Первым начал Адвокат. Кашлянул, зашелестел пачкой сигарет и, закурив, произнес:
- Понимаешь, Саша, экспертиза установила, что во время перестрелки на Петровско-Разумовском рынке все пули были выпущены из твоего пистолета. Одних только милицейских трупов - три. Сам понимаешь, против очевидного не пойдешь. Конечно, можно обратиться к прокурору, ходатайствовать о повторной экспертизе, но это наверняка будет расценено как затяжка времени.
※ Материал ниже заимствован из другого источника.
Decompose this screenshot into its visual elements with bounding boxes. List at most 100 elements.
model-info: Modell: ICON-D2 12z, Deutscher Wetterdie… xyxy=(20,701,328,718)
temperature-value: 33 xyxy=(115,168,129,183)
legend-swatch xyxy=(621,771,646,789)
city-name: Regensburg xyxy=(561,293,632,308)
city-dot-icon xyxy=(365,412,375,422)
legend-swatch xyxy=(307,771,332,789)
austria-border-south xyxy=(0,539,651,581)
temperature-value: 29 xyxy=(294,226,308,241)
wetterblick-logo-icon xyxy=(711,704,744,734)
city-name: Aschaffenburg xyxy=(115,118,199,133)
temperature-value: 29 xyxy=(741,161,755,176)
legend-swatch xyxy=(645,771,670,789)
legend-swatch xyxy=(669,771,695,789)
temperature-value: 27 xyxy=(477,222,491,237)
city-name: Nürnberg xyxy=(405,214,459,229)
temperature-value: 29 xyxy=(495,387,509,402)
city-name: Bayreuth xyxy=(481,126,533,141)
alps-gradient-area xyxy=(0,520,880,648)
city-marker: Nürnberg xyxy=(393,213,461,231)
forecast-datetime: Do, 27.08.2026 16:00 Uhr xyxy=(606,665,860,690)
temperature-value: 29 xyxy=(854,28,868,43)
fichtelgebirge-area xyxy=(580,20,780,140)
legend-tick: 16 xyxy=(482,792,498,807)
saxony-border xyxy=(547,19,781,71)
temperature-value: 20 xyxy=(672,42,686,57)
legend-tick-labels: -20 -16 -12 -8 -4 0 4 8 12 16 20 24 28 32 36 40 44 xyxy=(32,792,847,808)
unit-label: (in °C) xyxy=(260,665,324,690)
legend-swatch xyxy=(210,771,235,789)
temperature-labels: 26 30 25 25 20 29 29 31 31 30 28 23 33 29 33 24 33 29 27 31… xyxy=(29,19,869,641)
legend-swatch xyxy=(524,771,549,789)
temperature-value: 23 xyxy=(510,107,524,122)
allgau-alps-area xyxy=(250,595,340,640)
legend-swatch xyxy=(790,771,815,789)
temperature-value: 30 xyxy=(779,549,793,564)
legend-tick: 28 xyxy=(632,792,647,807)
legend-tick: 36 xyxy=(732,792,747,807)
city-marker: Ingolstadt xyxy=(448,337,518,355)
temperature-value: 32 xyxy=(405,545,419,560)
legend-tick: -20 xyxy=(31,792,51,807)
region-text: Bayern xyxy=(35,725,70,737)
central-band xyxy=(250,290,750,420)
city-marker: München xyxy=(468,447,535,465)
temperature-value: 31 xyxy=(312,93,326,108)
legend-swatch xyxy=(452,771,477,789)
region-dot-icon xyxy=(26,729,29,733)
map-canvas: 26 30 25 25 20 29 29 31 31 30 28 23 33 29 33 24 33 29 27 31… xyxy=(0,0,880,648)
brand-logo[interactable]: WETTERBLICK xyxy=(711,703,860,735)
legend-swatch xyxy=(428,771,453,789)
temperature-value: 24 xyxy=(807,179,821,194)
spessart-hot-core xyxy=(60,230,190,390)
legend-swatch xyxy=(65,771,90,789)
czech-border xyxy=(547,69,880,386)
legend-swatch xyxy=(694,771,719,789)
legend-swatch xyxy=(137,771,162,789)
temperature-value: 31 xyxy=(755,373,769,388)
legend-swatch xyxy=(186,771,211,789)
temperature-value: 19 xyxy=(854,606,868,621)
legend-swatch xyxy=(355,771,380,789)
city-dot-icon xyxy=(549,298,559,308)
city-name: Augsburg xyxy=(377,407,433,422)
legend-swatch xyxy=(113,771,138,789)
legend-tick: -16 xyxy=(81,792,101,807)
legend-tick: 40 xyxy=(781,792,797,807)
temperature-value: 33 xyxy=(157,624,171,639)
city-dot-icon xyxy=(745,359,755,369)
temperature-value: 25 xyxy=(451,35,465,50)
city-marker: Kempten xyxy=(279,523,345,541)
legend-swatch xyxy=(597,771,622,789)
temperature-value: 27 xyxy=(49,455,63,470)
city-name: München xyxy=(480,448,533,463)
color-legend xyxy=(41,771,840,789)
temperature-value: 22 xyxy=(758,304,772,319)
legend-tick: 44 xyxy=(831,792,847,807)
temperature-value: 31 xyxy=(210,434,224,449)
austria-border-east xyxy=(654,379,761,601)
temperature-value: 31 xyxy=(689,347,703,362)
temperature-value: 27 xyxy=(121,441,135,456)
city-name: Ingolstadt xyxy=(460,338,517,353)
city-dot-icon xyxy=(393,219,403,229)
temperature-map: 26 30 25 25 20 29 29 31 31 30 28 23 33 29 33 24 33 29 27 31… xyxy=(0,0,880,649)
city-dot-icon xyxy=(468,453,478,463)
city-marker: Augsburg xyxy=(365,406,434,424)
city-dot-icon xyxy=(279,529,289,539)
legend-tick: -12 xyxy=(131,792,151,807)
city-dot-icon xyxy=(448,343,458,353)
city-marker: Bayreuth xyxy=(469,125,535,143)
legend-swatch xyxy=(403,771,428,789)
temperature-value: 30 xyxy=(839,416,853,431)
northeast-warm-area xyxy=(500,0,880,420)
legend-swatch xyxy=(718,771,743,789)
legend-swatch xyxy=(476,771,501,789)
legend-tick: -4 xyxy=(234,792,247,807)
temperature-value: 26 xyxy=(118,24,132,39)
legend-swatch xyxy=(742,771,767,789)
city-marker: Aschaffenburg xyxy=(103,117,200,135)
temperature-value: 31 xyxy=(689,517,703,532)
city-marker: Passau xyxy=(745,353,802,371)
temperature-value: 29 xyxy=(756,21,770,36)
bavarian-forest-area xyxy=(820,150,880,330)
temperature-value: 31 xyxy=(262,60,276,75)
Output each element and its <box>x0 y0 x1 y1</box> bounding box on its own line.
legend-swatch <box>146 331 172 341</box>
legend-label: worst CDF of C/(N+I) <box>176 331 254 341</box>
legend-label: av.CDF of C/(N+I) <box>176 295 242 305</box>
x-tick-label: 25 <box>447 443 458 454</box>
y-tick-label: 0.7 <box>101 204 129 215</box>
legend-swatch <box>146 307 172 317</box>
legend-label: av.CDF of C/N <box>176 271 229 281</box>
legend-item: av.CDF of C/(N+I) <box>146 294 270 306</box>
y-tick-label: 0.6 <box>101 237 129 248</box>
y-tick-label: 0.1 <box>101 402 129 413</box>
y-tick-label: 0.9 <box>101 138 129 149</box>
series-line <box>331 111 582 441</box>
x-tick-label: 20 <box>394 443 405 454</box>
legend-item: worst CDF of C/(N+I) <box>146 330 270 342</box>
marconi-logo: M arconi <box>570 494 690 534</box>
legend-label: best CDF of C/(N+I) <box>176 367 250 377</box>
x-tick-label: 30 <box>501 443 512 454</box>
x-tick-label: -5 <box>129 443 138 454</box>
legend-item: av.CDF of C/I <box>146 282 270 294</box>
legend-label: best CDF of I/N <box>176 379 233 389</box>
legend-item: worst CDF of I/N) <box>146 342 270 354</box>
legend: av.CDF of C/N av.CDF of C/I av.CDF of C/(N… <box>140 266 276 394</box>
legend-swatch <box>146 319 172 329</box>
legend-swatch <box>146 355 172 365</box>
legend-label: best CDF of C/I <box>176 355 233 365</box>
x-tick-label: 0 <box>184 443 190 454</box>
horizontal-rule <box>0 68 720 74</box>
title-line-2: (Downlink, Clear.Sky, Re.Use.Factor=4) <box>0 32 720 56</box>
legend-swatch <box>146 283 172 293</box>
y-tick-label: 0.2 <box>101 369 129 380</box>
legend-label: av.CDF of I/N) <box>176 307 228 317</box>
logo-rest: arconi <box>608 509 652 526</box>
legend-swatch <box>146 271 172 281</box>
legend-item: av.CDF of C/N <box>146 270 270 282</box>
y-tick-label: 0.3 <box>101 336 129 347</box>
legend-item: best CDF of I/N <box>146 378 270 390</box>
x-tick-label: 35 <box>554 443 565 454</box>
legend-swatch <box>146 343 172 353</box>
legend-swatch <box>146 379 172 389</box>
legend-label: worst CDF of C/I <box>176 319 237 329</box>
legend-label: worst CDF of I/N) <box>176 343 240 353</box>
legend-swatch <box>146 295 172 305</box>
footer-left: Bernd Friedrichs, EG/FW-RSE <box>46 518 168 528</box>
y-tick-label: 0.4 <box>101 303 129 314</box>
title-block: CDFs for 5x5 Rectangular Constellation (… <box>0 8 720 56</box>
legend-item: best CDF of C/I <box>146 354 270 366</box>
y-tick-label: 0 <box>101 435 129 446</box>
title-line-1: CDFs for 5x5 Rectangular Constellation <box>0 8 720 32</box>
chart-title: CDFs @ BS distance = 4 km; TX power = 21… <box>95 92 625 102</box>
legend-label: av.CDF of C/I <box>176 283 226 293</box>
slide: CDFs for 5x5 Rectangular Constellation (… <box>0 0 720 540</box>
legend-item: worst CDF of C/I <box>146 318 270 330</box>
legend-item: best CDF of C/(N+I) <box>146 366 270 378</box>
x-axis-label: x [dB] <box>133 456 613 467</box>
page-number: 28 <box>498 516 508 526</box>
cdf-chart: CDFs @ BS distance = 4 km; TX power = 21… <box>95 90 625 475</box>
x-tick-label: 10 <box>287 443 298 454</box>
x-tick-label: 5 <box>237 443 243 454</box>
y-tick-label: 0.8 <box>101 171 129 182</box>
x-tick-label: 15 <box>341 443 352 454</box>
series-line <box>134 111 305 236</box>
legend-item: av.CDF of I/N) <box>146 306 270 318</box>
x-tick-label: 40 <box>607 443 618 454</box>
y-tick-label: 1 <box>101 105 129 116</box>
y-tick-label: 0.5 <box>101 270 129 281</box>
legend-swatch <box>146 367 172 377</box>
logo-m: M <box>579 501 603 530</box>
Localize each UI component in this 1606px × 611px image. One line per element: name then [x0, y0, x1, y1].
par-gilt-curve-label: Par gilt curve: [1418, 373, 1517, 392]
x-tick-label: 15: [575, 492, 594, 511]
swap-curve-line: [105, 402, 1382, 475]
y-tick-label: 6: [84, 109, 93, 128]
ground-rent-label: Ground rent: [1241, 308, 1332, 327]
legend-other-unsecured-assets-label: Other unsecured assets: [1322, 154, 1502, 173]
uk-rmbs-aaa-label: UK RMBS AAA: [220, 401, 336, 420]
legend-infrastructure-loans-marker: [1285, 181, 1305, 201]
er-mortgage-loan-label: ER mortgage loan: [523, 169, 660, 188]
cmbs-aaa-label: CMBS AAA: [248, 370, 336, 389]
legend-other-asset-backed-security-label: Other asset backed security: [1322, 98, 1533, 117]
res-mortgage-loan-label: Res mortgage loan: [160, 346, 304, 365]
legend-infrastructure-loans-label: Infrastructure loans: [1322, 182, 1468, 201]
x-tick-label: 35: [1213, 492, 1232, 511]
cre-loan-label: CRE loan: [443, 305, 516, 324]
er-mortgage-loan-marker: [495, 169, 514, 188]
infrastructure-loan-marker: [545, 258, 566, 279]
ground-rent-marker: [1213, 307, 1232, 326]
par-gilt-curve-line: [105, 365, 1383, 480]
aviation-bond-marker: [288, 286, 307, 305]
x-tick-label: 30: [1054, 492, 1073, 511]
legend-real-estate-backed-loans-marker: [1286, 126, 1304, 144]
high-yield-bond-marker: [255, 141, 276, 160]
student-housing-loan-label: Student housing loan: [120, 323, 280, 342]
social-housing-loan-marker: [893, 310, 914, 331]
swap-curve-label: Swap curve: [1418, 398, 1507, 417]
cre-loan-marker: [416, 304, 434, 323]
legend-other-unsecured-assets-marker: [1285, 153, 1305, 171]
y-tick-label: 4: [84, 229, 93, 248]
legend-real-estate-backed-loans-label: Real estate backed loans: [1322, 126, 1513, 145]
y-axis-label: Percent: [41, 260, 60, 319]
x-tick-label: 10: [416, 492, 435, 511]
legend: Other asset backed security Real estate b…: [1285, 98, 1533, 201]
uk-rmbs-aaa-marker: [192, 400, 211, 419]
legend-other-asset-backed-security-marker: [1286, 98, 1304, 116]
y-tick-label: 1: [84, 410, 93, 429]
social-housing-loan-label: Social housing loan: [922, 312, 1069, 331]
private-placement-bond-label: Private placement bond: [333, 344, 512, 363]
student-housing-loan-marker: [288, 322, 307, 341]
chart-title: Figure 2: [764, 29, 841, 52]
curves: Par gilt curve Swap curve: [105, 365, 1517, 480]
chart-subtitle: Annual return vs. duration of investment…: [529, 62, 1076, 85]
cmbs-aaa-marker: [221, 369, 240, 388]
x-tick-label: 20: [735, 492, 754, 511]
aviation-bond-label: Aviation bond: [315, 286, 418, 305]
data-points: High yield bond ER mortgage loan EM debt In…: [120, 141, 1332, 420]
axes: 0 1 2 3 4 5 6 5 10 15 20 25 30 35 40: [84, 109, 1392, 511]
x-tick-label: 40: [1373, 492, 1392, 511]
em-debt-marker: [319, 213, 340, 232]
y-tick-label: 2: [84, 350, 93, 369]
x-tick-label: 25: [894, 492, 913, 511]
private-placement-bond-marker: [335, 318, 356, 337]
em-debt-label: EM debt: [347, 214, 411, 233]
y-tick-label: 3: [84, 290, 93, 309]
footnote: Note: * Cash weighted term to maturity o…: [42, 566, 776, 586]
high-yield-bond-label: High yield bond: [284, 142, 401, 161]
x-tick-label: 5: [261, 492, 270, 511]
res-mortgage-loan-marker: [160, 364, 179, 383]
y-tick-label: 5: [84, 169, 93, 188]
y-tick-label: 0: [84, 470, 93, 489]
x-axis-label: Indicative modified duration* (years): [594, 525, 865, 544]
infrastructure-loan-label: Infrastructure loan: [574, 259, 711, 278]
Подследственный поморщился - он берег здоровье, не курил, и сигаретный дым всегда раздражал его. Удивительно, но слова об экспертизе, похоже, особо не взволновали Солоника. Взглянув на Адвоката, он ответил:
- Расстреливают у нас не более десяти процентов. А до расстрела... еще дожить надо.
Странно было слышать эти слова от подследственного, на которого повесили больше десятка убийств; последнее же замечание о том, что "до расстрела дожить надо", и вовсе заставило Адвоката вздрогнуть.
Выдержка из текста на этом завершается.